I must admit, there have been some marketing campaigns that have caught my own eye, and one of them was "The Zero Movement" for Coca Cola Zero in Australia. I won't go into whether the way Coke carried out the campaign in its early stages was ethical or not (as much of its advertising looked very much like a grassroots campaign, when it really was not) but it did catch my own attention, as I'm sure it caught many people's attention.

So, where am I going with this?

when it comes to NGO's, international campaigns and causes, they too must compete with corporate advertising, which often has a lot of money behind it. So, say with campaigns such as Make Poverty History in Australia, the ONE Campaign in the US and other such campaigns, do they need to rethink how they connect with young people, and how they stir interest in their own campaigns?

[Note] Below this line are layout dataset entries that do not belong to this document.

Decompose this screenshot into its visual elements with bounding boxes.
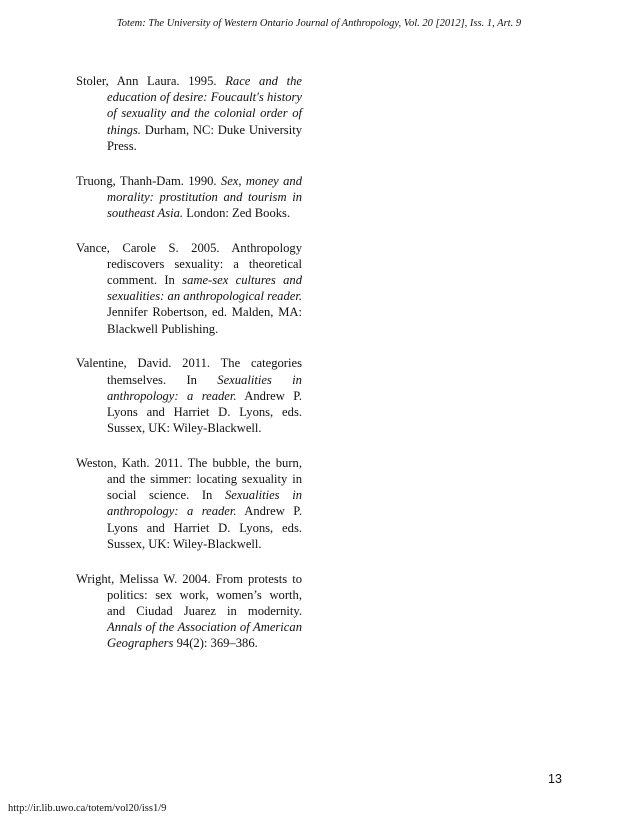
reference-entry [76, 173, 302, 222]
ref-title: Annals of the Association of American Geographers [107, 620, 302, 651]
reference-entry [76, 455, 302, 552]
reference-entry [76, 571, 302, 652]
footer-url[interactable]: http://ir.lib.uwo.ca/totem/vol20/iss1/9 [8, 803, 167, 814]
ref-text: Weston, Kath. 2011. The bubble, the burn, and the simmer: locating sexuality in social science. In [76, 455, 302, 503]
ref-title: Race and the education of desire: Foucault's history of sexuality and the colonial order of things. [107, 74, 302, 137]
ref-text: 94(2): 369–386. [173, 636, 258, 651]
ref-text: Durham, NC: Duke University Press. [107, 122, 302, 153]
ref-text: Vance, Carole S. 2005. Anthropology rediscovers sexuality: a theoretical comment. In [76, 240, 302, 288]
ref-text: Wright, Melissa W. 2004. From protests to politics: sex work, women’s worth, and Ciudad Juarez in modernity. [76, 571, 302, 618]
ref-text: Stoler, Ann Laura. 1995. [76, 74, 226, 88]
ref-text: Andrew P. Lyons and Harriet D. Lyons, eds. Sussex, UK: Wiley-Blackwell. [107, 504, 302, 551]
ref-text: Valentine, David. 2011. The categories themselves. In [76, 356, 302, 387]
page-number: 13 [548, 772, 562, 786]
reference-entry [76, 240, 302, 337]
ref-text: Truong, Thanh-Dam. 1990. [76, 173, 221, 188]
ref-title: same-sex cultures and sexualities: an anthropological reader. [107, 273, 302, 304]
reference-list [76, 73, 302, 670]
ref-text: Andrew P. Lyons and Harriet D. Lyons, eds. Sussex, UK: Wiley-Blackwell. [107, 388, 302, 436]
ref-title: Sex, money and morality: prostitution and tourism in southeast Asia. [107, 173, 302, 220]
running-header: Totem: The University of Western Ontario Journal of Anthropology, Vol. 20 [2012], Iss. 1, Art. 9 [116, 18, 522, 29]
ref-text: Jennifer Robertson, ed. Malden, MA: Blackwell Publishing. [107, 305, 302, 336]
ref-title: Sexualities in anthropology: a reader. [107, 488, 302, 519]
reference-entry [76, 355, 302, 436]
reference-entry [76, 73, 302, 154]
ref-title: Sexualities in anthropology: a reader. [107, 372, 302, 403]
ref-text: London: Zed Books. [183, 205, 291, 220]
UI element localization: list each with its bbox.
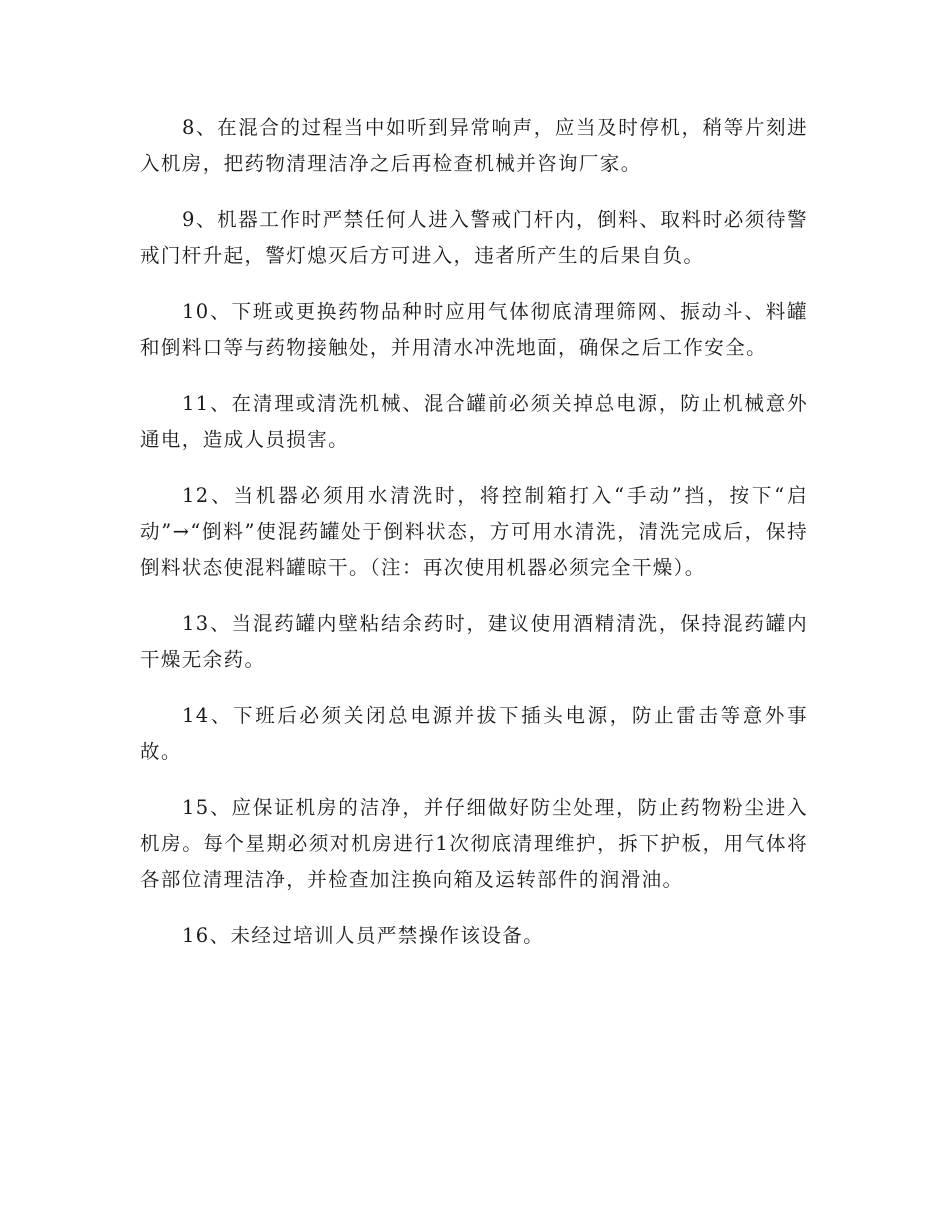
paragraph-item-14: 14、下班后必须关闭总电源并拔下插头电源，防止雷击等意外事故。 (140, 704, 808, 763)
paragraph-item-9: 9、机器工作时严禁任何人进入警戒门杆内，倒料、取料时必须待警戒门杆升起，警灯熄灭后方可进入，违者所产生的后果自负。 (140, 208, 808, 267)
paragraph-item-10: 10、下班或更换药物品种时应用气体彻底清理筛网、振动斗、料罐和倒料口等与药物接触处，并用清水冲洗地面，确保之后工作安全。 (140, 300, 808, 359)
paragraph-item-11: 11、在清理或清洗机械、混合罐前必须关掉总电源，防止机械意外通电，造成人员损害。 (140, 392, 808, 451)
document-page (140, 110, 808, 974)
paragraph-item-16: 16、未经过培训人员严禁操作该设备。 (182, 924, 545, 947)
paragraph-item-8: 8、在混合的过程当中如听到异常响声，应当及时停机，稍等片刻进入机房，把药物清理洁净之后再检查机械并咨询厂家。 (140, 116, 808, 175)
paragraph-item-15: 15、应保证机房的洁净，并仔细做好防尘处理，防止药物粉尘进入机房。每个星期必须对机房进行1次彻底清理维护，拆下护板，用气体将各部位清理洁净，并检查加注换向箱及运转部件的润滑油。 (140, 796, 808, 891)
paragraph-item-12: 12、当机器必须用水清洗时，将控制箱打入“手动”挡，按下“启动”→“倒料”使混药罐处于倒料状态，方可用水清洗，清洗完成后，保持倒料状态使混料罐晾干。（注：再次使用机器必须完全干燥）。 (140, 484, 808, 579)
paragraph-item-13: 13、当混药罐内壁粘结余药时，建议使用酒精清洗，保持混药罐内干燥无余药。 (140, 612, 808, 671)
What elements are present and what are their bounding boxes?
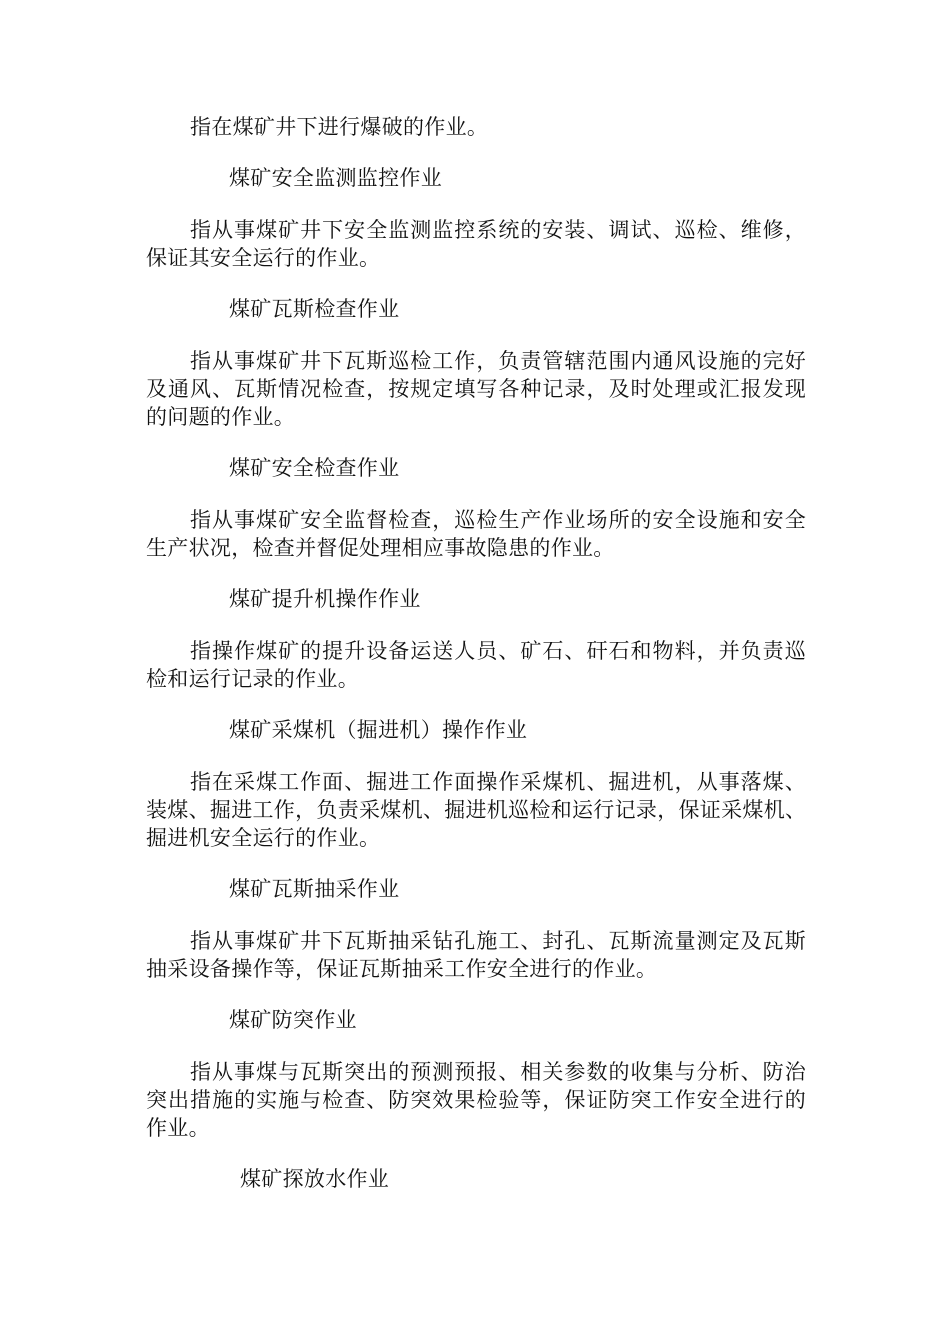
paragraph-line: 作业。	[146, 1116, 210, 1140]
section-heading: 煤矿瓦斯检查作业	[229, 297, 400, 321]
paragraph-line: 指从事煤与瓦斯突出的预测预报、相关参数的收集与分析、防治	[190, 1060, 806, 1084]
paragraph	[146, 506, 806, 562]
paragraph-line: 的问题的作业。	[146, 405, 296, 429]
paragraph-line: 掘进机安全运行的作业。	[146, 826, 381, 850]
paragraph-line: 指从事煤矿安全监督检查，巡检生产作业场所的安全设施和安全	[190, 508, 806, 532]
paragraph-line: 生产状况，检查并督促处理相应事故隐患的作业。	[146, 536, 615, 560]
paragraph	[146, 768, 806, 852]
paragraph-line: 指在煤矿井下进行爆破的作业。	[190, 115, 489, 139]
paragraph	[146, 637, 806, 693]
section-heading: 煤矿瓦斯抽采作业	[229, 877, 400, 901]
paragraph-line: 指在采煤工作面、掘进工作面操作采煤机、掘进机，从事落煤、	[190, 770, 806, 794]
section-heading: 煤矿安全监测监控作业	[229, 166, 442, 190]
paragraph-line: 指从事煤矿井下瓦斯抽采钻孔施工、封孔、瓦斯流量测定及瓦斯	[190, 929, 806, 953]
paragraph-line: 指从事煤矿井下瓦斯巡检工作，负责管辖范围内通风设施的完好	[190, 349, 806, 373]
paragraph	[146, 347, 806, 431]
paragraph-line: 装煤、掘进工作，负责采煤机、掘进机巡检和运行记录，保证采煤机、	[146, 798, 807, 822]
paragraph-line: 检和运行记录的作业。	[146, 667, 359, 691]
paragraph-line: 及通风、瓦斯情况检查，按规定填写各种记录，及时处理或汇报发现	[146, 377, 806, 401]
paragraph-line: 保证其安全运行的作业。	[146, 246, 381, 270]
paragraph	[146, 216, 806, 272]
paragraph-line: 指操作煤矿的提升设备运送人员、矿石、矸石和物料，并负责巡	[190, 639, 806, 663]
paragraph-line: 抽采设备操作等，保证瓦斯抽采工作安全进行的作业。	[146, 957, 658, 981]
section-heading: 煤矿提升机操作作业	[229, 587, 421, 611]
section-heading: 煤矿安全检查作业	[229, 456, 400, 480]
paragraph	[146, 927, 806, 983]
section-heading: 煤矿探放水作业	[240, 1167, 390, 1191]
paragraph-line: 突出措施的实施与检查、防突效果检验等，保证防突工作安全进行的	[146, 1088, 806, 1112]
paragraph-line: 指从事煤矿井下安全监测监控系统的安装、调试、巡检、维修，	[190, 218, 806, 242]
section-heading: 煤矿防突作业	[229, 1008, 357, 1032]
paragraph	[146, 1058, 806, 1142]
section-heading: 煤矿采煤机（掘进机）操作作业	[229, 718, 528, 742]
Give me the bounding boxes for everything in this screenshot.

In my own opinion, young people can no longer be targeted and spoken to through traditional media sources, from the daily newspaper to even the regular TV ad. It just doesn't cut it anymore. Instead, to effectively create interest in, engage and involve young people, advertising, marketing and promotions has to take on a whole new level. Take, for example, street art. Or stencil art. Or street media publications, independent of major commercial media firms. Or even the odd TV ad that doesn't take the form of the tradition, 30 second ad, aimed at a generic audience, and seems to assume that the audience is either completely dumb or not educated (to be blunt.) Think guerrilla marketing.

And I'm not talking about viral marketing! I'm talking about targeting young people in an engaging and NEW way.

This is the challenge faced by MPH, the ONE Campaign and others. Its something that I think (Product)RED is able to do effectively, as far as I have seen. It's also something that NEEDS to be done.

Our generation wants to be involved, wants to be active, wants to be engaged. But it also doesn't want to be treated as if they don't know anything. They don't want to be subject to marketing that is generic. Different subcultures require different types of advertising and marketing. If it is right, people will become curious and investigate more. If it isn't, however, we will just pass it off as another generic advertisement, not applicable to us.

Social movements that are changing the world need to consider this: the way they approach the world, and approach generation 'Y', needs also to be world changing and original.